Most contemporary outdoor furnishing is a coated metal. Even plastic Adirondack chairs have a coated or painted metal frame. Leave that material in the water and over time it will start peeling or corroding.

This marine-grade material is not subject to fading, staining, mildew, cracking, peeling or warping, Fogleman added, and comes with a 20-year warranty. So you could leave it in the pool year-round.

Sonoma Backyard features furnishings from Seaside Casual, which makes everything from a $299 Adirondack Chair in a rainbow of colors to tables that start at $1,300, as well as a swim-up bar for $1,800.

Pool builders can create holes in the bottom of the pool for setting up umbrella poles, creating easy shade in the pool.

The options for in-pool furnishings have grown in the last couple of years. Entrepreneur Nicole Vandiver introduced her height-adjustable Pool Stools in 2011, and since then, they have been been featured in everything from the Frontgate Catalog to The Sharper Image, Brookstone and Amazon.

The stools, which start at $139 for a plain white stool up to $199 for one equipped with LED lights that glow with a huge menu of colors, are also made of a durable, waterproof resin and can withstand salt or chlorine water. Weights screwed into the base keep the stools anchored to the bottom.

The market is flooded with cool floating chairs that are far more sophisticated than the vinyl blow-up rafts of yore.

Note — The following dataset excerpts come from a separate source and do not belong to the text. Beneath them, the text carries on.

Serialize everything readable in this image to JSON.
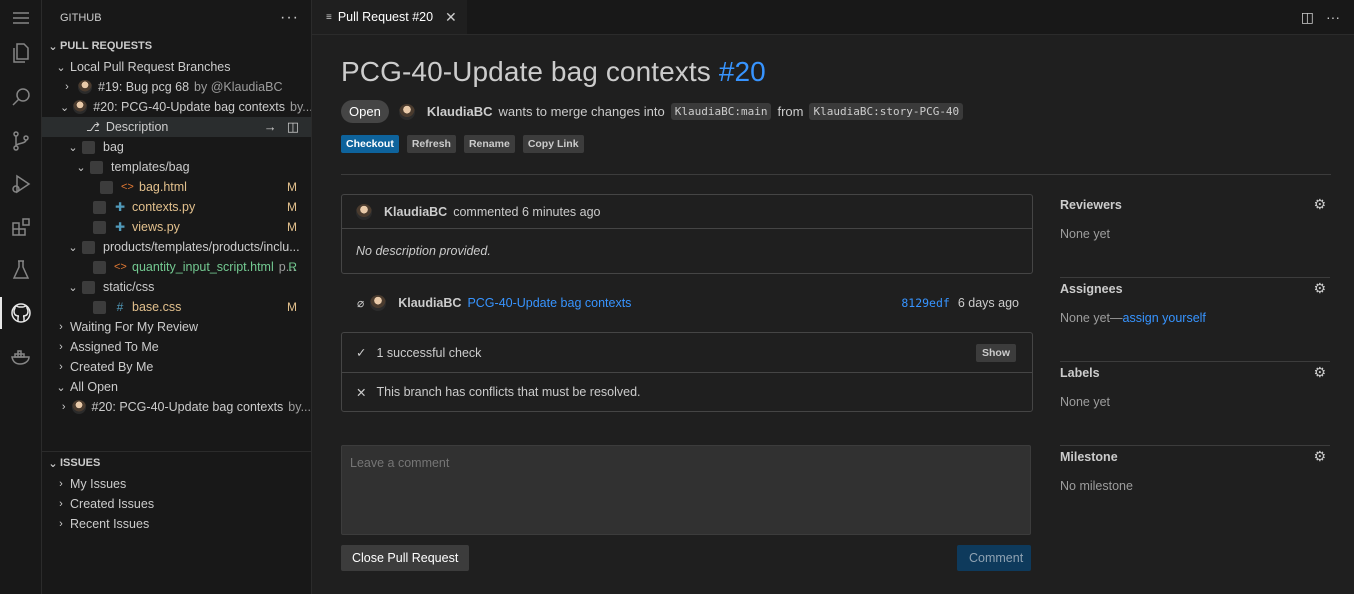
{
  "sidebar": {
    "title": "GITHUB",
    "pull_requests_title": "PULL REQUESTS",
    "local_branches": "Local Pull Request Branches",
    "pr19": {
      "label": "#19: Bug pcg 68",
      "by": "by @KlaudiaBC"
    },
    "pr20": {
      "label": "#20: PCG-40-Update bag contexts",
      "by": "by..."
    },
    "description": "Description",
    "tree": {
      "bag": "bag",
      "templates_bag": "templates/bag",
      "bag_html": "bag.html",
      "contexts_py": "contexts.py",
      "views_py": "views.py",
      "products_folder": "products/templates/products/inclu...",
      "quantity_file": "quantity_input_script.html",
      "quantity_suffix": "p...",
      "static_css": "static/css",
      "base_css": "base.css",
      "mod_m": "M",
      "mod_r": "R"
    },
    "waiting": "Waiting For My Review",
    "assigned": "Assigned To Me",
    "created": "Created By Me",
    "all_open": "All Open",
    "all_open_pr20": {
      "label": "#20: PCG-40-Update bag contexts",
      "by": "by..."
    },
    "issues_title": "ISSUES",
    "my_issues": "My Issues",
    "created_issues": "Created Issues",
    "recent_issues": "Recent Issues"
  },
  "tab": {
    "label": "Pull Request #20"
  },
  "pr": {
    "title": "PCG-40-Update bag contexts",
    "number": "#20",
    "state": "Open",
    "author": "KlaudiaBC",
    "merge_text": "wants to merge changes into",
    "base_branch": "KlaudiaBC:main",
    "from_text": "from",
    "head_branch": "KlaudiaBC:story-PCG-40",
    "buttons": {
      "checkout": "Checkout",
      "refresh": "Refresh",
      "rename": "Rename",
      "copy_link": "Copy Link"
    }
  },
  "timeline": {
    "comment_author": "KlaudiaBC",
    "comment_meta": "commented 6 minutes ago",
    "comment_body": "No description provided.",
    "commit_author": "KlaudiaBC",
    "commit_message": "PCG-40-Update bag contexts",
    "commit_sha": "8129edf",
    "commit_time": "6 days ago",
    "checks_text": "1 successful check",
    "show_label": "Show",
    "conflict_text": "This branch has conflicts that must be resolved.",
    "comment_placeholder": "Leave a comment",
    "close_button": "Close Pull Request",
    "comment_button": "Comment"
  },
  "side": {
    "reviewers_label": "Reviewers",
    "reviewers_value": "None yet",
    "assignees_label": "Assignees",
    "assignees_value": "None yet—",
    "assign_yourself": "assign yourself",
    "labels_label": "Labels",
    "labels_value": "None yet",
    "milestone_label": "Milestone",
    "milestone_value": "No milestone"
  },
  "icons": [
    "menu-icon",
    "explorer-icon",
    "search-icon",
    "source-control-icon",
    "run-debug-icon",
    "extensions-icon",
    "testing-icon",
    "github-icon",
    "docker-icon"
  ]
}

But Vandiver, whose ENVY Pool Products is based in St. Louis, Mo., said floating chairs still suffer from one flaw, beyond the danger of deflation.

"To me, it's work. You can't sit and have a conversation without floating away," she lamented. In-pool furniture, she added, also allows the party to remain in the pool. Even the old and infirm can sit in the water and be a part of the action, instead of being relegated to the sides.

"It creates a better social experience," she said.

Christopher Anderson recently developed the Ledgelounger. A high-end residental pool builder in Houston, he saw clients dragging regular patio furniture to the shallow end. But not only is regular outdoor furniture not made to be submerged, it's dangerous.

"Any metal in the pool or around it has to be grounded," he said. That inspired him to design a comfortably curvaceous lounge chair ($699) in 12 colors that can sit safely in the sun shelf as the beach entry is also called. It's proven so popular, he's developing a handy side table for drinks, sunglasses and a book.

"The beauty of it is that you're lying out with part of your body in the water. You can splash yourself to cool off," he said. "That is extremely nice."